- David Oyelowo as Danny Hunter
- First appearance: Series 1, Episode 1
- Last appearance: Series 3, Episode 10
- Portrayed by: David Oyelowo

In-universe information
- Gender: Male
- Occupation: Junior Case Officer, Section D

= Danny Hunter =

Fictional character from spooks

Danny Hunter is a fictional character appearing in the first three seasons of the BBC television series Spooks, known as MI5 in the United States. The character, played by British actor David Oyelowo, is a Junior Case Officer in Section D, the counter-terrorism department of MI5. According to the fictional Spooks: Harry's Diary—one of several spin-off books created by Kudos, the series' production company—Hunter joined Section D in June 2000.

The BBC website created for the show characterises Danny Hunter as young, sharp, and good at his job, commenting that "no-one could touch him for surveillance skills." He has expensive taste and is chewed out by department head Harry Pearce after it is discovered that he has been using MI5 resources to increase his credit limit.
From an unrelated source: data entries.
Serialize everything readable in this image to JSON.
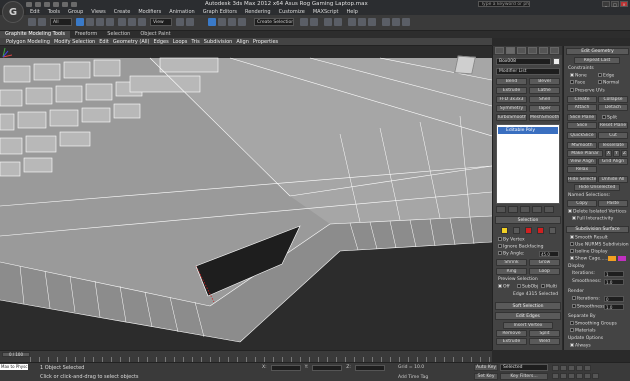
{
  "app": {
    "title": "Autodesk 3ds Max 2012 x64    Asus Rog Gaming Laptop.max",
    "search_placeholder": "Type a keyword or phrase"
  },
  "menu": [
    "Edit",
    "Tools",
    "Group",
    "Views",
    "Create",
    "Modifiers",
    "Animation",
    "Graph Editors",
    "Rendering",
    "Customize",
    "MAXScript",
    "Help"
  ],
  "toolbar": {
    "filter_value": "All",
    "view_value": "View",
    "selection_set": "Create Selection"
  },
  "ribbon": {
    "tabs": [
      "Graphite Modeling Tools",
      "Freeform",
      "Selection",
      "Object Paint"
    ],
    "active_tab": "Graphite Modeling Tools",
    "sub_items": [
      "Polygon Modeling",
      "Modify Selection",
      "Edit",
      "Geometry (All)",
      "Edges",
      "Loops",
      "Tris",
      "Subdivision",
      "Align",
      "Properties"
    ]
  },
  "viewport": {
    "label": "[+] [Perspective] [Realistic]"
  },
  "command_panel": {
    "object_name": "Box008",
    "modifier_list": "Modifier List",
    "modifier_buttons": [
      "Bend",
      "Bevel",
      "Extrude",
      "Lathe",
      "FFD 3x3x3",
      "Shell",
      "Symmetry",
      "Taper",
      "TurboSmooth",
      "MeshSmooth"
    ],
    "stack_item": "Editable Poly",
    "selection_title": "Selection",
    "by_vertex": "By Vertex",
    "ignore_backfacing": "Ignore Backfacing",
    "by_angle": "By Angle:",
    "by_angle_value": "45.0",
    "shrink": "Shrink",
    "grow": "Grow",
    "ring": "Ring",
    "loop": "Loop",
    "preview_selection": "Preview Selection",
    "preview_options": [
      "Off",
      "SubObj",
      "Multi"
    ],
    "selection_status": "Edge 4315 Selected",
    "soft_selection": "Soft Selection",
    "edit_edges": "Edit Edges",
    "insert_vertex": "Insert Vertex",
    "remove": "Remove",
    "split": "Split",
    "extrude": "Extrude",
    "weld": "Weld",
    "chamfer": "Chamfer",
    "target_weld": "Target Weld",
    "bridge": "Bridge",
    "connect": "Connect",
    "create_shape": "Create Shape From Selection",
    "weight_label": "Weight:",
    "weight_value": "1.0",
    "crease_label": "Crease:",
    "crease_value": "0.0"
  },
  "right_panel": {
    "edit_geometry": "Edit Geometry",
    "repeat_last": "Repeat Last",
    "constraints": "Constraints",
    "constraint_options": [
      "None",
      "Edge",
      "Face",
      "Normal"
    ],
    "preserve_uvs": "Preserve UVs",
    "create": "Create",
    "collapse": "Collapse",
    "attach": "Attach",
    "detach": "Detach",
    "slice_plane": "Slice Plane",
    "split": "Split",
    "slice": "Slice",
    "reset_plane": "Reset Plane",
    "quickslice": "QuickSlice",
    "cut": "Cut",
    "msmooth": "MSmooth",
    "tessellate": "Tessellate",
    "make_planar": "Make Planar",
    "axes": [
      "X",
      "Y",
      "Z"
    ],
    "view_align": "View Align",
    "grid_align": "Grid Align",
    "relax": "Relax",
    "hide_selected": "Hide Selected",
    "unhide_all": "Unhide All",
    "hide_unselected": "Hide Unselected",
    "named_selections": "Named Selections:",
    "copy": "Copy",
    "paste": "Paste",
    "delete_isolated": "Delete Isolated Vertices",
    "full_interactivity": "Full Interactivity",
    "subdivision_surface": "Subdivision Surface",
    "smooth_result": "Smooth Result",
    "use_nurms": "Use NURMS Subdivision",
    "isoline_display": "Isoline Display",
    "show_cage": "Show Cage......",
    "display": "Display",
    "iterations_label": "Iterations:",
    "iterations_value": "1",
    "smoothness_label": "Smoothness:",
    "smoothness_value": "1.0",
    "render": "Render",
    "render_iterations_value": "0",
    "render_smoothness_value": "1.0",
    "separate_by": "Separate By",
    "smoothing_groups": "Smoothing Groups",
    "materials": "Materials",
    "update_options": "Update Options",
    "always": "Always",
    "when_rendering": "When Rendering",
    "manually": "Manually"
  },
  "timeline": {
    "slider": "0 / 100",
    "ticks": [
      "0",
      "5",
      "10",
      "15",
      "20",
      "25",
      "30",
      "35",
      "40",
      "45",
      "50",
      "55",
      "60",
      "65",
      "70",
      "75",
      "80",
      "85",
      "90",
      "95",
      "100"
    ]
  },
  "status": {
    "maxscript": "Max to Physc",
    "selection": "1 Object Selected",
    "hint": "Click or click-and-drag to select objects",
    "x_label": "X:",
    "y_label": "Y:",
    "z_label": "Z:",
    "grid": "Grid = 10.0",
    "add_time_tag": "Add Time Tag",
    "auto_key": "Auto Key",
    "set_key": "Set Key",
    "key_mode": "Selected",
    "key_filters": "Key Filters..."
  },
  "colors": {
    "viewport_bg": "#2c2c2c",
    "mesh_fill": "#9a9a9a",
    "wire": "#ffffff",
    "accent": "#3a6fc0",
    "selection_yellow": "#f2d024",
    "selection_red": "#d02020"
  }
}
Nevertheless, he is able to make good decisions in high-pressure environments, as shown in the fourth episode of series 2, when he works undercover as a trader at a bank.

The character dies in the last episode of series 3. A BBC source commented to the Mirror (London) that actor David Oyelowo "decided this was as far as he could take his character, Danny Hunter--who certainly doesn't see his departure coming in the show."